New cause added to ancient tradition

Bill San Antonio

For Rabbi Andrew Gordon, this Passover is different than all other Passovers because he is serving the Jewish community as an openly gay man and the son of an interfaith couple.

Gordon, an associate rabbi at Temple Sinai in Roslyn Heights since July 2012, gave a sermon during the Temple’s ‘Interfaith Experience’ service March 15 which detailed his growing up in an interfaith household as well as being accepted by Roslyn’s Jewish community as a gay religious figure. 

“As a religious figure in favor of LGBT rights, I have to speak about it because so much of the discussion is so negative so that my opinions are heard in the public sphere,” Gordon said. “I want people to realize that Judaism and religion and God are welcoming of people regardless of their sexual orientation.”

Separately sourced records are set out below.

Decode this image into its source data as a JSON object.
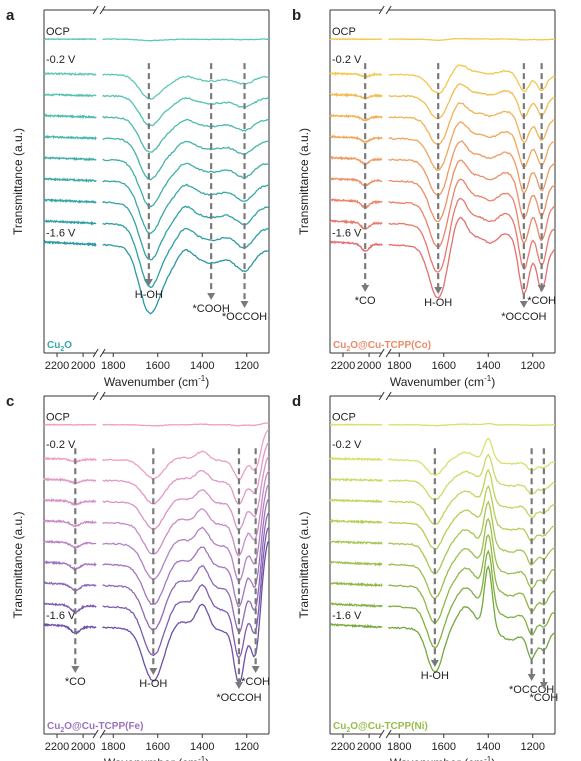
{
  "chart_data": [
    {
      "type": "line",
      "panel_letter": "a",
      "xlabel": "Wavenumber (cm",
      "xlabel_sup": "-1",
      "xlabel_end": ")",
      "ylabel": "Transmittance (a.u.)",
      "x_ticks": [
        "2200",
        "2000",
        "1800",
        "1600",
        "1400",
        "1200"
      ],
      "x_ranges": [
        [
          2300,
          1900
        ],
        [
          1850,
          1100
        ]
      ],
      "potentials": [
        "OCP",
        "-0.2 V",
        "-1.6 V"
      ],
      "sample_label": "Cu",
      "sample_sub": "2",
      "sample_end": "O",
      "colors": [
        "#5ec8b8",
        "#47b6ab",
        "#36a7a5",
        "#2a98a3"
      ],
      "annotations": [
        {
          "text": "H-OH",
          "x": 1640
        },
        {
          "text": "*COOH",
          "x": 1360
        },
        {
          "text": "*OCCOH",
          "x": 1210
        }
      ]
    },
    {
      "type": "line",
      "panel_letter": "b",
      "xlabel": "Wavenumber (cm",
      "xlabel_sup": "-1",
      "xlabel_end": ")",
      "ylabel": "Transmittance (a.u.)",
      "x_ticks": [
        "2200",
        "2000",
        "1800",
        "1600",
        "1400",
        "1200"
      ],
      "x_ranges": [
        [
          2300,
          1900
        ],
        [
          1850,
          1100
        ]
      ],
      "potentials": [
        "OCP",
        "-0.2 V",
        "-1.6 V"
      ],
      "sample_label": "Cu",
      "sample_sub": "2",
      "sample_end": "O@Cu-TCPP(Co)",
      "colors": [
        "#f2c94c",
        "#f0aa5a",
        "#ec8a68",
        "#e46f6f"
      ],
      "annotations": [
        {
          "text": "*CO",
          "x": 2030
        },
        {
          "text": "H-OH",
          "x": 1625
        },
        {
          "text": "*OCCOH",
          "x": 1240
        },
        {
          "text": "*COH",
          "x": 1160
        }
      ]
    },
    {
      "type": "line",
      "panel_letter": "c",
      "xlabel": "Wavenumber (cm",
      "xlabel_sup": "-1",
      "xlabel_end": ")",
      "ylabel": "Transmittance (a.u.)",
      "x_ticks": [
        "2200",
        "2000",
        "1800",
        "1600",
        "1400",
        "1200"
      ],
      "x_ranges": [
        [
          2300,
          1900
        ],
        [
          1850,
          1100
        ]
      ],
      "potentials": [
        "OCP",
        "-0.2 V",
        "-1.6 V"
      ],
      "sample_label": "Cu",
      "sample_sub": "2",
      "sample_end": "O@Cu-TCPP(Fe)",
      "colors": [
        "#ee9fc4",
        "#cf90c8",
        "#9a72bd",
        "#6d4fa8"
      ],
      "annotations": [
        {
          "text": "*CO",
          "x": 2060
        },
        {
          "text": "H-OH",
          "x": 1620
        },
        {
          "text": "*OCCOH",
          "x": 1235
        },
        {
          "text": "*COH",
          "x": 1160
        }
      ]
    },
    {
      "type": "line",
      "panel_letter": "d",
      "xlabel": "Wavenumber (cm",
      "xlabel_sup": "-1",
      "xlabel_end": ")",
      "ylabel": "Transmittance (a.u.)",
      "x_ticks": [
        "2200",
        "2000",
        "1800",
        "1600",
        "1400",
        "1200"
      ],
      "x_ranges": [
        [
          2300,
          1900
        ],
        [
          1850,
          1100
        ]
      ],
      "potentials": [
        "OCP",
        "-0.2 V",
        "-1.6 V"
      ],
      "sample_label": "Cu",
      "sample_sub": "2",
      "sample_end": "O@Cu-TCPP(Ni)",
      "colors": [
        "#d9e06a",
        "#b8d15a",
        "#97bd49",
        "#75a83c"
      ],
      "annotations": [
        {
          "text": "H-OH",
          "x": 1640
        },
        {
          "text": "*OCCOH",
          "x": 1205
        },
        {
          "text": "*COH",
          "x": 1150
        }
      ]
    }
  ]
}
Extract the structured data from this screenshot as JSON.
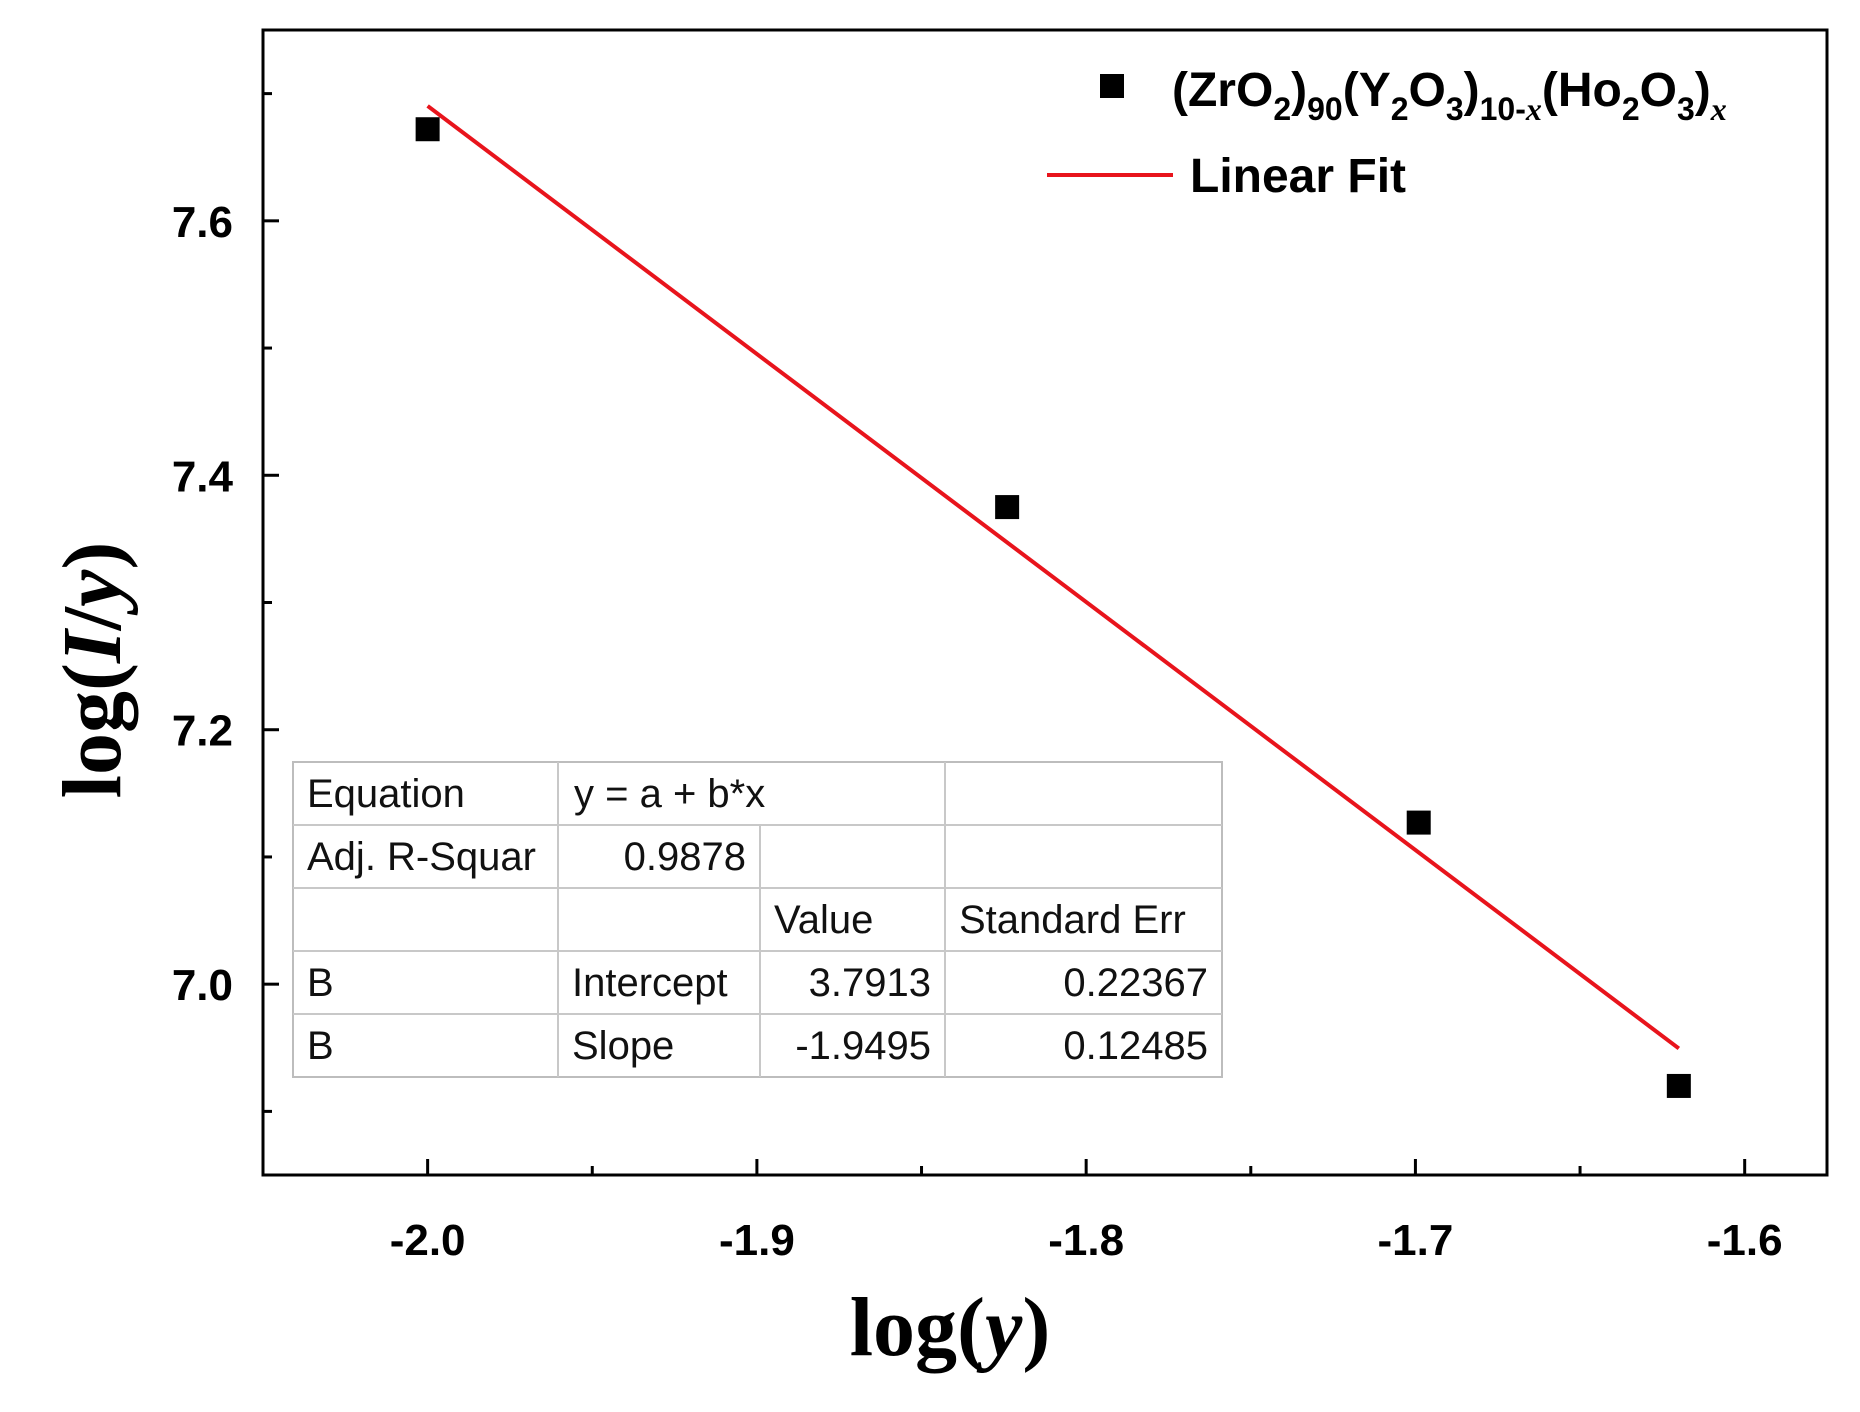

Gordon said acceptance of his view is reflected in a new tradition that has gained traction at the Passover table in recent years –  the addition of an orange to the plate of the bitter herb, egg, lettuce, parsley, heroseth and shank bone.

The orange, he said, is meant to symbolize equality and the continued march toward freedom, specifically in the LGBT community, where the national discussion has heated up as many states continue to legalize gay marriage.

On a national level, gay rights issues have been discussed through a largely conservative religious culture that sees homosexuality as immoral and going against God’s will, Gordon said. The Catholic Church in particular, which has the largest contingent of followers in the United States, has continued to reinforce its stance against gay marriage, though a recent NPR report suggests 58 percent of Americans are now in favor of gay marriage, opposed to only 13 percent in 1977.

“I don’t speak about [gay rights] every week, but I think it’s important to my identity as to who I am as a person,” he said. I think it’s important for our gay sons and daughters in the community to know that reformed Judaism is safe, a place where they can be open and be accepted. Liberal movements in America and within Christianity don’t speak out forcefully enough in the public sphere as some of the more conservative denominations of America do.”

Gordon, who grew up heavily involved in various Jewish youth group organizations and graduated with high honors from the University of Michigan in 2001 with a B.A. in History and Judaic Arts, said he came out as a gay man at about the time he began applying to rabbinical schools. 

In exploring different traditions of Jewish faith, he found that reformed Judaism, which takes a more liberal approach to traditional Jewish beliefs and values, had been among the most supportive of openly gay students, he said.

“The reformed movement was so welcoming that [coming out] wasn’t an issue,” he said. “Had I come out 10 years earlier, it might have been more of a struggle.”

Gordon said his family and friends were as supportive of his decision to come out as they were of him when he lived as a straight man. Gordon and his partner Ben ten Siethoff, though not officially “married” in the eyes of the law, have a healthy domestic partnership, and recently welcomed a baby boy, Caleb, into their family.   

Gordon has also experienced the struggle that comes with being the son of an interfaith couple, as his mother, raised a Lutheran, converted to Judaism after marrying into the faith and becoming what’s known in the Jewish community as a “Jew by choice.”

Gordon’s mother was given the “cold shoulder” and had been ridiculed from neighbors within the Jewish community prior to moving to Toledo, Ohio, where Gordon grew up, even as interfaith marriages began to become more commonplace, he said.

“I think that her view was that she wanted to have one religion in the home and she knew how important it was to my father that their kids grow up Jewish too,” he said. “It wasn’t an easy choice for her because it meant she had to set aside some of the morals and ethics she grew up with and parting with some of the holidays she had grown up celebrating, but it felt right to her to become one of the Jewish people.”

Today, the rabbi cites his mother as a “driving force” behind his family’s involvement in the faith, from celebrating Jewish holidays to attending temple services. 

“I think the Jewish community has come far within the last few generations of accepting Jews By Choice and interfaith couples, but certainly the world at large is still working toward fully accepting them,” he said. “Temple Sinai has really made a point to be accepting of interfaith couples, but we’re not finished.”